Source code for pysiglib.sig_kernel_backprop

# Copyright 2025 Daniil Shmelev
#
# Licensed under the Apache License, Version 2.0 (the "License");
# you may not use this file except in compliance with the License.
# You may obtain a copy of the License at
#
#    http://www.apache.org/licenses/LICENSE-2.0
#
# Unless required by applicable law or agreed to in writing, software
# distributed under the License is distributed on an "AS IS" BASIS,
# WITHOUT WARRANTIES OR CONDITIONS OF ANY KIND, either express or implied.
# See the License for the specific language governing permissions and
# limitations under the License.
# =========================================================================

from typing import Union, Tuple, Optional
from ctypes import POINTER, cast
from math import prod

import numpy as np
import torch

from .transform_path import transform_path
from .transform_path_backprop import transform_path_backprop
from .sig_kernel import sig_kernel, _ensure_3d
from .param_checks import check_type, parse_dyadic_order, check_n_jobs
from .error_codes import err_msg
from .dtypes import CPSIG_SIG_KERNEL_BACKPROP, DTYPES, CUSIG_SIG_KERNEL_BACKPROP_CUDA
from .data_handlers import MultiplePathInputHandler, ScalarInputHandler, GridOutputHandler, PathInputHandler
from .static_kernels import StaticKernel, LinearKernel, Context

def gram_deriv(
        derivs_data,
        data,
        gram : Union[np.ndarray, torch.tensor],
        k_grid_data : Union[np.ndarray, torch.tensor],
        dyadic_order_1,
        dyadic_order_2,
        return_grid : bool = False,
        n_jobs : int = 1
) -> Union[np.ndarray, torch.tensor]:

    result = GridOutputHandler(data.length[0] - 1, data.length[1] - 1, derivs_data) #Derivatives with respect to gram matrix
    gram_ptr = cast(gram.data_ptr(), POINTER(DTYPES[str(gram.dtype)[6:]]))
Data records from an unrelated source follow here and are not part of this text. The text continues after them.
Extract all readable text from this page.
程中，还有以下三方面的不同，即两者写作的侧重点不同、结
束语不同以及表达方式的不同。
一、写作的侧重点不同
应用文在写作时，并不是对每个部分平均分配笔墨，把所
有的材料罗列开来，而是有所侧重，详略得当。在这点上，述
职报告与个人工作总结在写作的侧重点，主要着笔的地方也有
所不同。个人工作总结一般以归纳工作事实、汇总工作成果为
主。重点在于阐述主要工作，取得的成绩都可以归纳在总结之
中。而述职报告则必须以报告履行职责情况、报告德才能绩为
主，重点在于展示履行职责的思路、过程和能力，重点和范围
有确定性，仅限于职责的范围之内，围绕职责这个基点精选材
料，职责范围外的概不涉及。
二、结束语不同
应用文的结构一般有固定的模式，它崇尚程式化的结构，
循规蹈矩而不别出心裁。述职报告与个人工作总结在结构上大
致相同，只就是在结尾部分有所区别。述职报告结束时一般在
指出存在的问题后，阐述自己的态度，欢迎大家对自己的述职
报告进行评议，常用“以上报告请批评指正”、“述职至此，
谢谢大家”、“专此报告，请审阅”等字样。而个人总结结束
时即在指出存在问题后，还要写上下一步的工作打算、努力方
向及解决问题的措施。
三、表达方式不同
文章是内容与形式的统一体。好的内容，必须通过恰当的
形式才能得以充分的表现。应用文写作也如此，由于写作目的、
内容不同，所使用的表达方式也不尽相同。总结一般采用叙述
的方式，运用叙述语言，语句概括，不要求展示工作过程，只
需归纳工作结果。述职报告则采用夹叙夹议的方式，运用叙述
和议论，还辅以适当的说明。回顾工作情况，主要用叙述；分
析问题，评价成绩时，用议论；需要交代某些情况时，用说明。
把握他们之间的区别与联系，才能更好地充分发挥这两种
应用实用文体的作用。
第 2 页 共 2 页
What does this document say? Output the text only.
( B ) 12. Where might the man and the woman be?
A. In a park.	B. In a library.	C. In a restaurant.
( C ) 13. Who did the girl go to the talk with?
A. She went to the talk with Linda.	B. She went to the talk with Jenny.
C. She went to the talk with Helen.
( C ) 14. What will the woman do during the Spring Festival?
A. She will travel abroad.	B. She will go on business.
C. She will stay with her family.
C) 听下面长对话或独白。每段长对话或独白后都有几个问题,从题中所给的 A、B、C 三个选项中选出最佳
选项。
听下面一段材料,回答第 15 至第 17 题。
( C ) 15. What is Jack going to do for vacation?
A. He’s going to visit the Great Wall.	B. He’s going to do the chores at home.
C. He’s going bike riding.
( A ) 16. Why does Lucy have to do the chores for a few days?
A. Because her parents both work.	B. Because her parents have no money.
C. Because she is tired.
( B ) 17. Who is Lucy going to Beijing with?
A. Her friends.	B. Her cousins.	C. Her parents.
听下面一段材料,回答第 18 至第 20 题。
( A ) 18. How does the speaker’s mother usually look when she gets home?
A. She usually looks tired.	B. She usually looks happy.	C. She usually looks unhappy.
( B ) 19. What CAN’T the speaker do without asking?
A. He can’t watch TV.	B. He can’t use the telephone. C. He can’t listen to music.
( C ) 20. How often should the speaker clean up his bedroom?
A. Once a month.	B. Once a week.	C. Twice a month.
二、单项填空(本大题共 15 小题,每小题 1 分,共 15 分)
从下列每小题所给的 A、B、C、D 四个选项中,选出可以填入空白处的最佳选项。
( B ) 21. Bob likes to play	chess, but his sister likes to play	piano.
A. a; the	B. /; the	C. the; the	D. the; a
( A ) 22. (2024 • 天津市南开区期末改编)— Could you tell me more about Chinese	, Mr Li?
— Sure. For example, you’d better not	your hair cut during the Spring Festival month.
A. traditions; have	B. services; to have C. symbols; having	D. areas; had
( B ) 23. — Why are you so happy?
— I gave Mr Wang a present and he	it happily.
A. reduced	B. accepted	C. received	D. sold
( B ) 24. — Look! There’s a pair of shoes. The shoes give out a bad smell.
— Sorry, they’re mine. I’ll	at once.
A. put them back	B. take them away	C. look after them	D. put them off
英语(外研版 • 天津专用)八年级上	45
    if data.device == "cpu":
        err_code = CPSIG_SIG_KERNEL_BACKPROP[data.dtype](
            gram_ptr, result.data_ptr, derivs_data.data_ptr, k_grid_data.data_ptr,
            data.batch_size, data.dimension, data.length[0], data.length[1],
            dyadic_order_1, dyadic_order_2, return_grid, n_jobs)
    else:
        err_code = CUSIG_SIG_KERNEL_BACKPROP_CUDA[data.dtype](
            gram_ptr, result.data_ptr, derivs_data.data_ptr, k_grid_data.data_ptr,
            data.batch_size, data.dimension, data.length[0], data.length[1],
            dyadic_order_1, dyadic_order_2, return_grid)
    if err_code:
        raise Exception("Error in pysiglib.sig_kernel_backprop: " + err_msg(err_code))
    return torch.as_tensor(result.data)


[docs]
def sig_kernel_backprop(
        derivs : Union[np.ndarray, torch.tensor],
        path1 : Union[np.ndarray, torch.tensor],
        path2 : Union[np.ndarray, torch.tensor],
        dyadic_order : Union[int, tuple],
        *,
        static_kernel : Optional[StaticKernel] = None,
        time_aug : bool = False,
        lead_lag : bool = False,
        end_time : float = 1.,
        left_deriv : bool = True,
        right_deriv : bool = False,
        k_grid : Union[np.ndarray, torch.tensor] = None,
        n_jobs : int = 1,
        return_grid: bool = False
) -> Union[np.ndarray, torch.tensor, Tuple[np.ndarray, np.ndarray], Tuple[torch.tensor, torch.tensor]]:
    """
    This function is required to backpropagate through ``pysiglib.sig_kernel``.
    Given the derivatives of a scalar function :math:`F` with respect to a
    signature kernel, :math:`\\partial F / \\left< S(x), S(y) \\right>`,
    returns the derivatives of :math:`F` with respect to one or both of the
    underlying paths, :math:`\\{\\partial F / x_{t_i}\\}_{i=0}^{L_1}` and
    :math:`\\{\\partial F / y_{t_i}\\}_{i=0}^{L_2}`.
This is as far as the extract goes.